Yes, the Raspberr y Pi is excellent for use within industrial environments. I am in the process of converting all of my PIC industrial controllers to Raspberry Pi boards together with opto/galvanically isolated input output boards and 24-bit isolated ADC boards.

The 3 opto isolated interface boards were designed for direct connection to all versions of the Raspberry Pi, including the RPI2 and new RPI3. This is to allow the Raspberry Pi to be used in schools, colleges, universities, industry and hobbyists so that the Raspberry Pi can be safely connected to the outside world without the danger of causing damage or glitches due to earth loops and different potentials on the inputs and outputs.

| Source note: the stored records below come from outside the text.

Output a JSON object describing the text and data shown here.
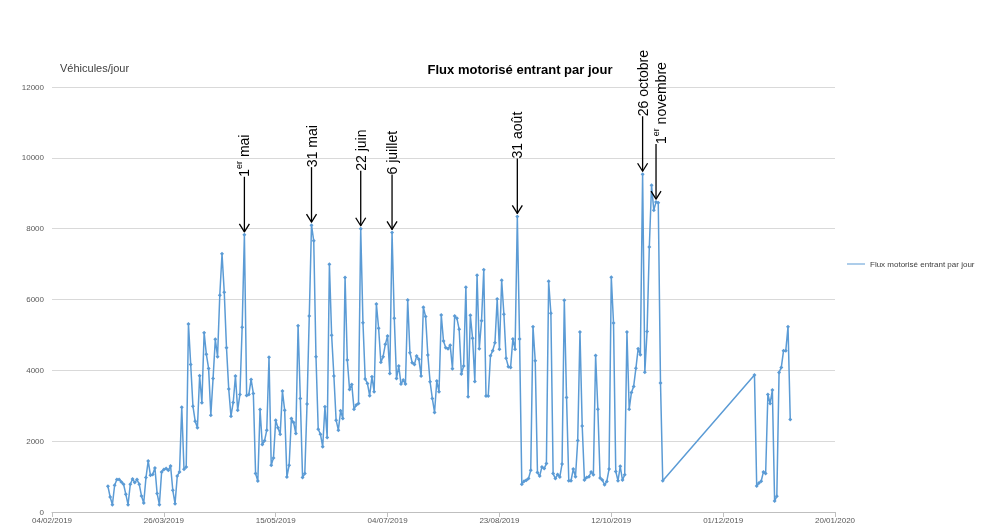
{
  "chart_data": {
    "type": "line",
    "title": "Flux motorisé entrant par jour",
    "ylabel": "Véhicules/jour",
    "xlim": [
      "2019-02-04",
      "2020-01-20"
    ],
    "xticks": [
      {
        "value": "2019-02-04",
        "label": "04/02/2019"
      },
      {
        "value": "2019-03-26",
        "label": "26/03/2019"
      },
      {
        "value": "2019-05-15",
        "label": "15/05/2019"
      },
      {
        "value": "2019-07-04",
        "label": "04/07/2019"
      },
      {
        "value": "2019-08-23",
        "label": "23/08/2019"
      },
      {
        "value": "2019-10-12",
        "label": "12/10/2019"
      },
      {
        "value": "2019-12-01",
        "label": "01/12/2019"
      },
      {
        "value": "2020-01-20",
        "label": "20/01/2020"
      }
    ],
    "ylim": [
      0,
      12000
    ],
    "yticks": [
      0,
      2000,
      4000,
      6000,
      8000,
      10000,
      12000
    ],
    "grid": "y",
    "legend": "right",
    "marker": "diamond",
    "line_style": "solid",
    "x": [
      "2019-03-01",
      "2019-03-02",
      "2019-03-03",
      "2019-03-04",
      "2019-03-05",
      "2019-03-06",
      "2019-03-07",
      "2019-03-08",
      "2019-03-09",
      "2019-03-10",
      "2019-03-11",
      "2019-03-12",
      "2019-03-13",
      "2019-03-14",
      "2019-03-15",
      "2019-03-16",
      "2019-03-17",
      "2019-03-18",
      "2019-03-19",
      "2019-03-20",
      "2019-03-21",
      "2019-03-22",
      "2019-03-23",
      "2019-03-24",
      "2019-03-25",
      "2019-03-26",
      "2019-03-27",
      "2019-03-28",
      "2019-03-29",
      "2019-03-30",
      "2019-03-31",
      "2019-04-01",
      "2019-04-02",
      "2019-04-03",
      "2019-04-04",
      "2019-04-05",
      "2019-04-06",
      "2019-04-07",
      "2019-04-08",
      "2019-04-09",
      "2019-04-10",
      "2019-04-11",
      "2019-04-12",
      "2019-04-13",
      "2019-04-14",
      "2019-04-15",
      "2019-04-16",
      "2019-04-17",
      "2019-04-18",
      "2019-04-19",
      "2019-04-20",
      "2019-04-21",
      "2019-04-22",
      "2019-04-23",
      "2019-04-24",
      "2019-04-25",
      "2019-04-26",
      "2019-04-27",
      "2019-04-28",
      "2019-04-29",
      "2019-04-30",
      "2019-05-01",
      "2019-05-02",
      "2019-05-03",
      "2019-05-04",
      "2019-05-05",
      "2019-05-06",
      "2019-05-07",
      "2019-05-08",
      "2019-05-09",
      "2019-05-10",
      "2019-05-11",
      "2019-05-12",
      "2019-05-13",
      "2019-05-14",
      "2019-05-15",
      "2019-05-16",
      "2019-05-17",
      "2019-05-18",
      "2019-05-19",
      "2019-05-20",
      "2019-05-21",
      "2019-05-22",
      "2019-05-23",
      "2019-05-24",
      "2019-05-25",
      "2019-05-26",
      "2019-05-27",
      "2019-05-28",
      "2019-05-29",
      "2019-05-30",
      "2019-05-31",
      "2019-06-01",
      "2019-06-02",
      "2019-06-03",
      "2019-06-04",
      "2019-06-05",
      "2019-06-06",
      "2019-06-07",
      "2019-06-08",
      "2019-06-09",
      "2019-06-10",
      "2019-06-11",
      "2019-06-12",
      "2019-06-13",
      "2019-06-14",
      "2019-06-15",
      "2019-06-16",
      "2019-06-17",
      "2019-06-18",
      "2019-06-19",
      "2019-06-20",
      "2019-06-21",
      "2019-06-22",
      "2019-06-23",
      "2019-06-24",
      "2019-06-25",
      "2019-06-26",
      "2019-06-27",
      "2019-06-28",
      "2019-06-29",
      "2019-06-30",
      "2019-07-01",
      "2019-07-02",
      "2019-07-03",
      "2019-07-04",
      "2019-07-05",
      "2019-07-06",
      "2019-07-07",
      "2019-07-08",
      "2019-07-09",
      "2019-07-10",
      "2019-07-11",
      "2019-07-12",
      "2019-07-13",
      "2019-07-14",
      "2019-07-15",
      "2019-07-16",
      "2019-07-17",
      "2019-07-18",
      "2019-07-19",
      "2019-07-20",
      "2019-07-21",
      "2019-07-22",
      "2019-07-23",
      "2019-07-24",
      "2019-07-25",
      "2019-07-26",
      "2019-07-27",
      "2019-07-28",
      "2019-07-29",
      "2019-07-30",
      "2019-07-31",
      "2019-08-01",
      "2019-08-02",
      "2019-08-03",
      "2019-08-04",
      "2019-08-05",
      "2019-08-06",
      "2019-08-07",
      "2019-08-08",
      "2019-08-09",
      "2019-08-10",
      "2019-08-11",
      "2019-08-12",
      "2019-08-13",
      "2019-08-14",
      "2019-08-15",
      "2019-08-16",
      "2019-08-17",
      "2019-08-18",
      "2019-08-19",
      "2019-08-20",
      "2019-08-21",
      "2019-08-22",
      "2019-08-23",
      "2019-08-24",
      "2019-08-25",
      "2019-08-26",
      "2019-08-27",
      "2019-08-28",
      "2019-08-29",
      "2019-08-30",
      "2019-08-31",
      "2019-09-01",
      "2019-09-02",
      "2019-09-03",
      "2019-09-04",
      "2019-09-05",
      "2019-09-06",
      "2019-09-07",
      "2019-09-08",
      "2019-09-09",
      "2019-09-10",
      "2019-09-11",
      "2019-09-12",
      "2019-09-13",
      "2019-09-14",
      "2019-09-15",
      "2019-09-16",
      "2019-09-17",
      "2019-09-18",
      "2019-09-19",
      "2019-09-20",
      "2019-09-21",
      "2019-09-22",
      "2019-09-23",
      "2019-09-24",
      "2019-09-25",
      "2019-09-26",
      "2019-09-27",
      "2019-09-28",
      "2019-09-29",
      "2019-09-30",
      "2019-10-01",
      "2019-10-02",
      "2019-10-03",
      "2019-10-04",
      "2019-10-05",
      "2019-10-06",
      "2019-10-07",
      "2019-10-08",
      "2019-10-09",
      "2019-10-10",
      "2019-10-11",
      "2019-10-12",
      "2019-10-13",
      "2019-10-14",
      "2019-10-15",
      "2019-10-16",
      "2019-10-17",
      "2019-10-18",
      "2019-10-19",
      "2019-10-20",
      "2019-10-21",
      "2019-10-22",
      "2019-10-23",
      "2019-10-24",
      "2019-10-25",
      "2019-10-26",
      "2019-10-27",
      "2019-10-28",
      "2019-10-29",
      "2019-10-30",
      "2019-10-31",
      "2019-11-01",
      "2019-11-02",
      "2019-11-03",
      "2019-11-04",
      "2019-12-15",
      "2019-12-16",
      "2019-12-17",
      "2019-12-18",
      "2019-12-19",
      "2019-12-20",
      "2019-12-21",
      "2019-12-22",
      "2019-12-23",
      "2019-12-24",
      "2019-12-25",
      "2019-12-26",
      "2019-12-27",
      "2019-12-28",
      "2019-12-29",
      "2019-12-30",
      "2019-12-31"
    ],
    "series": [
      {
        "name": "Flux motorisé entrant par jour",
        "color": "#5b9bd5",
        "values": [
          726,
          424,
          207,
          755,
          915,
          915,
          850,
          783,
          500,
          207,
          783,
          934,
          830,
          915,
          783,
          453,
          255,
          971,
          1443,
          1037,
          1056,
          1245,
          519,
          207,
          1132,
          1198,
          1226,
          1179,
          1301,
          613,
          236,
          1018,
          1132,
          2961,
          1207,
          1273,
          5309,
          4168,
          2989,
          2565,
          2376,
          3847,
          3084,
          5064,
          4451,
          4055,
          2735,
          3772,
          4875,
          4385,
          6120,
          7289,
          6205,
          4640,
          3470,
          2706,
          3093,
          3838,
          2876,
          3319,
          5215,
          7827,
          3291,
          3319,
          3744,
          3348,
          1084,
          877,
          2895,
          1905,
          2009,
          2310,
          4366,
          1320,
          1528,
          2593,
          2376,
          2197,
          3414,
          2876,
          990,
          1320,
          2640,
          2527,
          2216,
          5262,
          3206,
          971,
          1084,
          3046,
          5535,
          8100,
          7657,
          4385,
          2339,
          2197,
          1839,
          2970,
          2103,
          6997,
          4988,
          3838,
          2593,
          2310,
          2857,
          2640,
          6620,
          4291,
          3461,
          3602,
          2904,
          3018,
          3065,
          7997,
          5347,
          3753,
          3631,
          3282,
          3819,
          3395,
          5875,
          5187,
          4225,
          4385,
          4734,
          4970,
          3913,
          7893,
          5469,
          3772,
          4121,
          3612,
          3725,
          3612,
          5988,
          4498,
          4215,
          4168,
          4404,
          4310,
          3838,
          5781,
          5517,
          4432,
          3678,
          3206,
          2810,
          3697,
          3395,
          5564,
          4828,
          4640,
          4611,
          4706,
          4045,
          5535,
          5469,
          5158,
          3895,
          4121,
          6346,
          3253,
          5554,
          4904,
          3687,
          6686,
          4611,
          5403,
          6837,
          3272,
          3272,
          4413,
          4555,
          4781,
          6016,
          4592,
          6544,
          5583,
          4338,
          4102,
          4083,
          4885,
          4592,
          8346,
          4885,
          783,
          868,
          896,
          943,
          1179,
          5234,
          4272,
          1113,
          1018,
          1273,
          1226,
          1367,
          6516,
          5611,
          1084,
          943,
          1056,
          990,
          1356,
          5982,
          3233,
          882,
          882,
          1213,
          995,
          2019,
          5081,
          2427,
          901,
          976,
          995,
          1128,
          1052,
          4418,
          2901,
          957,
          901,
          768,
          863,
          1213,
          6627,
          5337,
          1147,
          882,
          1289,
          901,
          1052,
          5081,
          2901,
          3375,
          3546,
          4057,
          4607,
          4437,
          9537,
          3944,
          5100,
          7480,
          9224,
          8523,
          8750,
          8731,
          3640,
          882,
          3866,
          736,
          820,
          868,
          1132,
          1084,
          3319,
          3065,
          3442,
          311,
          443,
          3942,
          4083,
          4555,
          4555,
          5234,
          2612
        ]
      }
    ],
    "annotations": [
      {
        "text": "1$^{er}$ mai",
        "x": "2019-05-01",
        "y": 7827
      },
      {
        "text": "31 mai",
        "x": "2019-05-31",
        "y": 8100
      },
      {
        "text": "22 juin",
        "x": "2019-06-22",
        "y": 7997
      },
      {
        "text": "6 juillet",
        "x": "2019-07-06",
        "y": 7893
      },
      {
        "text": "31 août",
        "x": "2019-08-31",
        "y": 8346
      },
      {
        "text": "26 octobre",
        "x": "2019-10-26",
        "y": 9537
      },
      {
        "text": "1$^{er}$ novembre",
        "x": "2019-11-01",
        "y": 8750
      }
    ]
  }
}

The 3 boards received excellent reviews in the Dec 2014, Feb 2015 and Apr 2015 issues of EPE (Everyday Practical Electronics) Magazine and are also included in their 'Teach-In 6' book. A very detailed manual of over 100 pages comes with them and software is included with the boards so as to get the user going quickly.

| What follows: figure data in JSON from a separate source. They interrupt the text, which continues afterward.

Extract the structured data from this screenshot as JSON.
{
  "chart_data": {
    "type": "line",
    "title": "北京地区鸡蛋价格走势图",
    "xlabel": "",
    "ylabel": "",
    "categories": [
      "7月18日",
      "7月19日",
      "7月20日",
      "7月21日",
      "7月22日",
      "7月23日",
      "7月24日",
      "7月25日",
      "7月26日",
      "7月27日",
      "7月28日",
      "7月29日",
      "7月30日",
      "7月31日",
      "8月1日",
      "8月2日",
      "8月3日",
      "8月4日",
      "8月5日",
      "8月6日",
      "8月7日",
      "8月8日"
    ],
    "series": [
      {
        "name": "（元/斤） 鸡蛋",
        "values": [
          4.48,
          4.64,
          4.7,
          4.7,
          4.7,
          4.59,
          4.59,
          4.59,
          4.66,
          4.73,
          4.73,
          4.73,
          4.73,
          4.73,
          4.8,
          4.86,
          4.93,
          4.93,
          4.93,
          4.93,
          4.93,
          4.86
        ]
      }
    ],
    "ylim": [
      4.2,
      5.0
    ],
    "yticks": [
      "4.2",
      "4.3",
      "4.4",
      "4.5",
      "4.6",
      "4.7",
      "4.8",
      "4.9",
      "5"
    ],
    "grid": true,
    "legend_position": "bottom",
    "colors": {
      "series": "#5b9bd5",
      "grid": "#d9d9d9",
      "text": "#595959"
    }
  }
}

The boards also connect to ALL micros, embedded systems, Microchip PICs, Atmels, Arduino boards, etc, to allow full isolation between inputs and the micro boards and between the micro boards and outputs. Everything can be at different potentials as found in industry.

The 3 interfaces are:

• RPI16IN: 16 channel 5V AC/DC opto isolated inputs with LED channel indicators, 8 boards allow 128 inputs.

• RPI16OUT: 16 channel 100V at 60mA opto isolated outputs with LED channel indicators, 8 boards allow 128 outputs.

• RPIADCISOL: 6 channel 24-bit ADC, where 4 are isolated (with their own individual on-board power isolated power supplies) and 2 are direct connect. All inputs are differential input 24-bit ADC channels, uses MCP3913 ADC, with Programmable Gain Amplifiers to give a differential input range from ±0.01875 to ±0.600V, Programmable Sampling Rate and Phase Delay Compensation between channels. There are an additional 8 digital opto inputs and 8 digital opto outputs for use in other applications such as PWM.

The boards are manufactured in the UK by Zeal Electronics Ltd who are based in Chesterfield and are a UK ISO9001 Accredited Company, testing traceable to UK calibration standards and these can be seen at www.zeal-electronics.co.uk/rpi

I am enjoying using the Raspberry Pi in all future projects.